Original Research: Closed access.
A cytoskeleton-membrane interaction conserved in fast-spiking neurons controls movement, emotion, and memory” by Chen Gu et al. Molecular Psychiatry


Abstract

A cytoskeleton-membrane interaction conserved in fast-spiking neurons controls movement, emotion, and memory

The pathogenesis of schizophrenia is believed to involve combined dysfunctions of many proteins including microtubule-associated protein 6 (MAP6) and Kv3.1 voltage-gated K+ (Kv) channel, but their relationship and functions in behavioral regulation are often not known.

Here we report that MAP6 stabilizes Kv3.1 channels in parvalbumin-positive (PV+ ) fast-spiking GABAergic interneurons, regulating behavior.

MAP6−/− and Kv3.1−/− mice display similar hyperactivity and avoidance reduction.

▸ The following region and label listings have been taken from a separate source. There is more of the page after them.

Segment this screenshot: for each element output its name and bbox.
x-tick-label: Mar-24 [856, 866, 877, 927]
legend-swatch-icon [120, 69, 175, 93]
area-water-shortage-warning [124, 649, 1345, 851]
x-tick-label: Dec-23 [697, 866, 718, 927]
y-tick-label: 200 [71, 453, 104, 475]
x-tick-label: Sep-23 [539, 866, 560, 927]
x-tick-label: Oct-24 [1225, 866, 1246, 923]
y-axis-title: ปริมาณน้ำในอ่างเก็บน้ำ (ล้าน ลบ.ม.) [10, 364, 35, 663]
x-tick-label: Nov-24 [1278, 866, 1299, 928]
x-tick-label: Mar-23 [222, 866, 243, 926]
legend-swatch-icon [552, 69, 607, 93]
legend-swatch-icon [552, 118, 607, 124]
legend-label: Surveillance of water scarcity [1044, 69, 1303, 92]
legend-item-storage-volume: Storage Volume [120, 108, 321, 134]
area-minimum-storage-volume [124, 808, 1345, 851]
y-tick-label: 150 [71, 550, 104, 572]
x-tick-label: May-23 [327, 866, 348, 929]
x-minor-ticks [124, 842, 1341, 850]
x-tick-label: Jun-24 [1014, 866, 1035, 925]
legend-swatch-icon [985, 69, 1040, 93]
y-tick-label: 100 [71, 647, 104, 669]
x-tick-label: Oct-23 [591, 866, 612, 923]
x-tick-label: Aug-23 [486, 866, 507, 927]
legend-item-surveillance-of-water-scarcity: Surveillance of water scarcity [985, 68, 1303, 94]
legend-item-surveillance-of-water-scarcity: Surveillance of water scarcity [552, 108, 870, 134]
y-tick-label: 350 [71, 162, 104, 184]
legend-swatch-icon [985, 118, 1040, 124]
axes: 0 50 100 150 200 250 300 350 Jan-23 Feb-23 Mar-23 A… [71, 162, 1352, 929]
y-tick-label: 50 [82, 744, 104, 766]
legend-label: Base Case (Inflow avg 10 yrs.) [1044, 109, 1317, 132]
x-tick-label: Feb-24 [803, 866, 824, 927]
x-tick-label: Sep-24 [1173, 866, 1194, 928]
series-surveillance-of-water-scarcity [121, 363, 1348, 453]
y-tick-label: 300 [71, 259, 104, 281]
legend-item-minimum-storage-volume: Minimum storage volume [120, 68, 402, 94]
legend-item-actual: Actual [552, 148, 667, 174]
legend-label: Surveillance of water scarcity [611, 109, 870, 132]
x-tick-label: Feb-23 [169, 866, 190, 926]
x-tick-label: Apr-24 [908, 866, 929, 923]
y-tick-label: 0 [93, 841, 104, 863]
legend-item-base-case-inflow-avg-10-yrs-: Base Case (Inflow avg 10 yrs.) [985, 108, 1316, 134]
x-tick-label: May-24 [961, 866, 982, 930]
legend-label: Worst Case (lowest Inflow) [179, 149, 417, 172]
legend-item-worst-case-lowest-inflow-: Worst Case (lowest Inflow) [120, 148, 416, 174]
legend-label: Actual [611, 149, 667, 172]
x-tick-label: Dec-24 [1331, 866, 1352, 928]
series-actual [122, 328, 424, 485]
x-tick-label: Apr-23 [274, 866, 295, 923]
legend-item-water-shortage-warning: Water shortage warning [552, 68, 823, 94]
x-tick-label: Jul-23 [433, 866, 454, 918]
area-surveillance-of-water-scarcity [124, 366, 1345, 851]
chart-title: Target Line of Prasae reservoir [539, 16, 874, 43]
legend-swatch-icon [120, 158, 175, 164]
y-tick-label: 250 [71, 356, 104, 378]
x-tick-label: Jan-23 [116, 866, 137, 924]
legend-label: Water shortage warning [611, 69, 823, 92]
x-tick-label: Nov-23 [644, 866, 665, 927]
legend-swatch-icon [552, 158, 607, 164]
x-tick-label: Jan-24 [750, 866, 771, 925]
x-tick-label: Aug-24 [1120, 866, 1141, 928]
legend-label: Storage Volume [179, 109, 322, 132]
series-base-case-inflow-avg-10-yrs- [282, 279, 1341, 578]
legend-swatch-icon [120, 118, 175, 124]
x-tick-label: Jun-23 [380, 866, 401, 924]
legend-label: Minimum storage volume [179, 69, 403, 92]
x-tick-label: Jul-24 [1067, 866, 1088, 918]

Their proteins colocalize in PV+ interneurons and MAP6 deletion markedly reduces Kv3.1 protein level.

We further show that two microtubule-binding modules of MAP6 bind the Kv3.1 tetramerization domain with high affinity, maintaining the channel level in both neuronal soma and axons. MAP6 knockdown by AAV-shRNA in the amygdala or the hippocampus reduces avoidance or causes hyperactivity and recognition memory deficit, respectively, through elevating projection neuron activity.

Finally, knocking down Kv3.1 or disrupting the MAP6-Kv3.1 binding in these brain regions causes avoidance reduction and hyperactivity, consistent with the effects of MAP6 knockdown.

Thus, disrupting this conserved cytoskeleton-membrane interaction in fast-spiking neurons causes different degrees of functional vulnerability in various neural circuits.